Une RFA peut être versée alors que les conditions d'octroi n'ont pas été remplies
En novembre 2017, la Commission d'examen des pratiques commerciales (CEPC) a livré son avis concernant le versement d'une RFA alors que les conditions de versement telles que définies dans la convention annuelle n'avaient pas été remplies : le donneur d'ordres, qui était un distributeur, devait réaliser un certain objectif de ventes qui n'avait pas été atteint, mais de peu. La CEPC considère qu'au titre de la liberté contractuelle, "le fournisseur peut valablement considérer qu'au regard des efforts fournis par le distributeur, ou qu'en raison de conditions de marché défavorables constituant des éléments exogènes, il est libre d'accorder la remise en tout ou partie", bien que les objectifs de vente stipulés dans la convention annuelle n'aient pas été atteints.
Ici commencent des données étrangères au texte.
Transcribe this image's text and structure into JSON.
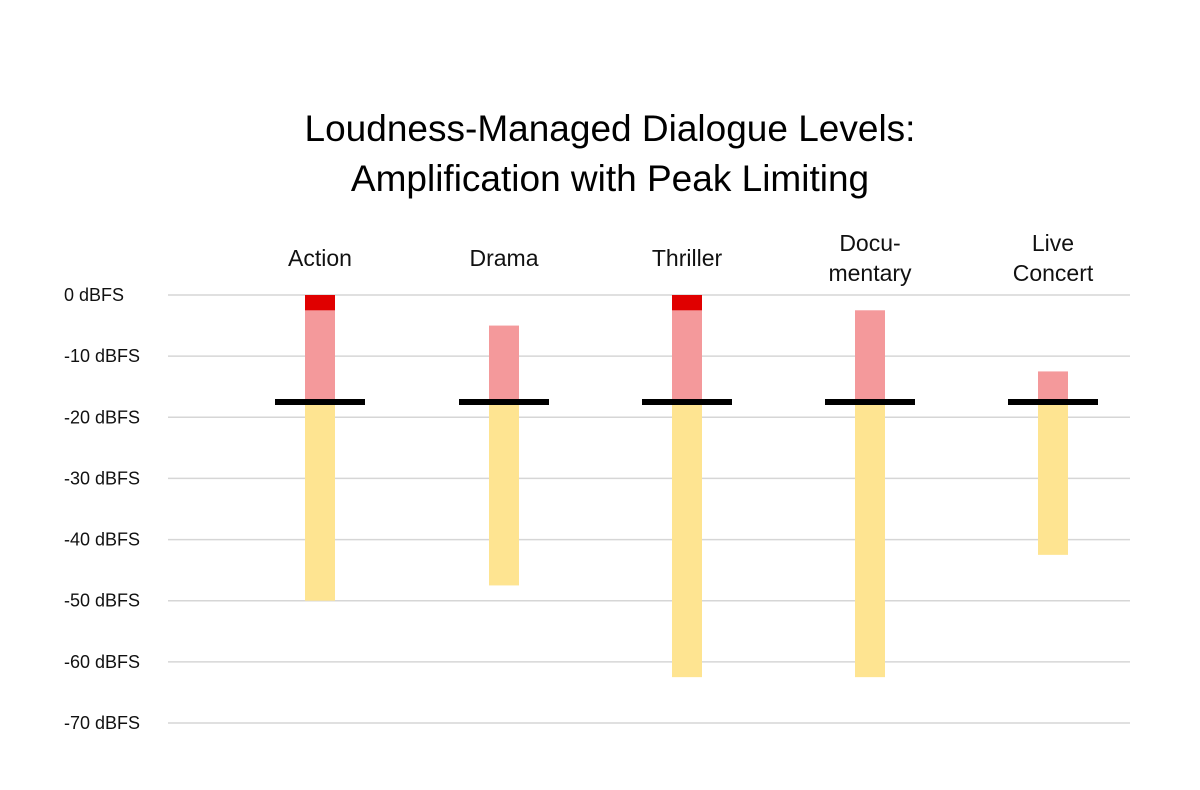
{
  "chart_data": {
    "type": "bar",
    "title": "Loudness-Managed Dialogue Levels: Amplification with Peak Limiting",
    "title_lines": [
      "Loudness-Managed Dialogue Levels:",
      "Amplification with Peak Limiting"
    ],
    "xlabel": "",
    "ylabel": "",
    "y_ticks": [
      0,
      -10,
      -20,
      -30,
      -40,
      -50,
      -60,
      -70
    ],
    "y_tick_labels": [
      "0 dBFS",
      "-10 dBFS",
      "-20 dBFS",
      "-30 dBFS",
      "-40 dBFS",
      "-50 dBFS",
      "-60 dBFS",
      "-70 dBFS"
    ],
    "ylim": [
      -70,
      0
    ],
    "grid": true,
    "dialogue_level": -17.5,
    "categories": [
      {
        "name": "Action",
        "label_lines": [
          "Action"
        ],
        "low": -50,
        "high": 0,
        "limited_above": -2.5
      },
      {
        "name": "Drama",
        "label_lines": [
          "Drama"
        ],
        "low": -47.5,
        "high": -5,
        "limited_above": null
      },
      {
        "name": "Thriller",
        "label_lines": [
          "Thriller"
        ],
        "low": -62.5,
        "high": 0,
        "limited_above": -2.5
      },
      {
        "name": "Docu-mentary",
        "label_lines": [
          "Docu-",
          "mentary"
        ],
        "low": -62.5,
        "high": -2.5,
        "limited_above": null
      },
      {
        "name": "Live Concert",
        "label_lines": [
          "Live",
          "Concert"
        ],
        "low": -42.5,
        "high": -12.5,
        "limited_above": null
      }
    ],
    "colors": {
      "below_dialogue": "#fee491",
      "above_dialogue": "#f4999b",
      "limited": "#e00000",
      "dialogue_line": "#000000",
      "grid": "#d6d6d6"
    }
  }
}
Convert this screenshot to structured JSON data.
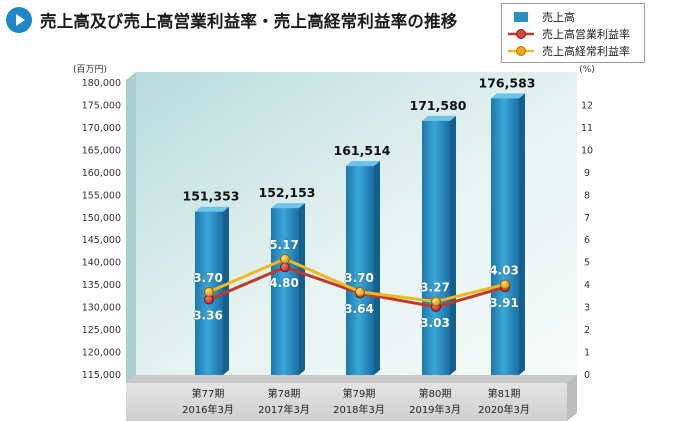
{
  "title": "売上高及び売上高営業利益率・売上高経常利益率の推移",
  "colors": {
    "title_icon": "#1f86c7",
    "bar": "#2a8fc4",
    "operating_margin_line": "#c0392b",
    "ordinary_margin_line": "#f0b81c",
    "plot_background": "#cfe9e6"
  },
  "legend": [
    {
      "label": "売上高",
      "marker": "bar-swatch"
    },
    {
      "label": "売上高営業利益率",
      "marker": "red-line-dot"
    },
    {
      "label": "売上高経常利益率",
      "marker": "yellow-line-dot"
    }
  ],
  "chart_data": {
    "type": "bar+line",
    "categories": [
      [
        "第77期",
        "2016年3月"
      ],
      [
        "第78期",
        "2017年3月"
      ],
      [
        "第79期",
        "2018年3月"
      ],
      [
        "第80期",
        "2019年3月"
      ],
      [
        "第81期",
        "2020年3月"
      ]
    ],
    "left_axis": {
      "unit": "(百万円)",
      "ylim": [
        115000,
        180000
      ],
      "ticks": [
        "115,000",
        "120,000",
        "125,000",
        "130,000",
        "135,000",
        "140,000",
        "145,000",
        "150,000",
        "155,000",
        "160,000",
        "165,000",
        "170,000",
        "175,000",
        "180,000"
      ]
    },
    "right_axis": {
      "unit": "(%)",
      "ylim": [
        0,
        13
      ],
      "ticks": [
        "0",
        "1",
        "2",
        "3",
        "4",
        "5",
        "6",
        "7",
        "8",
        "9",
        "10",
        "11",
        "12"
      ]
    },
    "series": [
      {
        "name": "売上高",
        "type": "bar",
        "axis": "left",
        "values": [
          151353,
          152153,
          161514,
          171580,
          176583
        ],
        "labels": [
          "151,353",
          "152,153",
          "161,514",
          "171,580",
          "176,583"
        ]
      },
      {
        "name": "売上高営業利益率",
        "type": "line",
        "axis": "right",
        "values": [
          3.36,
          4.8,
          3.64,
          3.03,
          3.91
        ],
        "labels": [
          "3.36",
          "4.80",
          "3.64",
          "3.03",
          "3.91"
        ]
      },
      {
        "name": "売上高経常利益率",
        "type": "line",
        "axis": "right",
        "values": [
          3.7,
          5.17,
          3.7,
          3.27,
          4.03
        ],
        "labels": [
          "3.70",
          "5.17",
          "3.70",
          "3.27",
          "4.03"
        ]
      }
    ],
    "grid": false,
    "legend_position": "top-right"
  }
}
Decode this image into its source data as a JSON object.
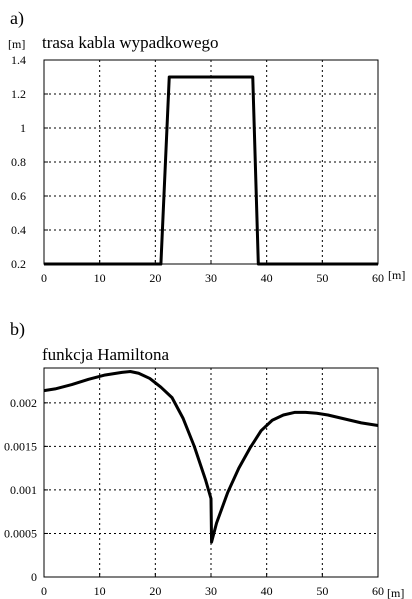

La CEPC a cependant rappelé que le fournisseur doit agir en toute liberté, sans contrainte, pression ou menace de la part du distributeur et que la remise convenue ne doit ni constituer un avantage sans contrepartie, ni être disproportionnée, ni caractériser un déséquilibre significatif. La Commission préconise par ailleurs de signer un avenant au contrat stipulant les nouvelles modalités de versement de cette RFA et justifiant les raisons qui ont amené le fournisseur à les faire évoluer.
La cour de cassation confirme la condamnation de Leclerc
Le 25 janvier 2017, la Cour de cassation a approuvé la condamnation de la Cour d'appel de Paris du 1er juillet 2015 à l'encontre de la société Galec (groupement d'achat des centres Leclerc) concernant le versement de RFA. La Cour d'appel avait en effet considéré que les RFA versées ne correspondaient à aucune contrepartie réelle et étaient, de surcroît, réglées dans un délai plus court que le paiement des marchandises.
Ce qui fondait un déséquilibre significatif. Le pourvoi en cassation de Leclerc se justifiait notamment par le principe de libre négociabilité des prix instauré par la loi LME du 4 août 2008. Mais le juge s'est appuyé sur l'article L441-7 du Code de commerce qui impose aux parties de formaliser les négociations dans une convention écrite. Il a considéré par ailleurs que ce n'était pas le niveau des prix consentis qui fondait le déséquilibre , mais bien le mécanisme de mise en oeuvre des remises de fin d'année. La société Galec a donc dû rembourser 61 millions d'euros aux fournisseurs ayant supporté des RFA litigieuses.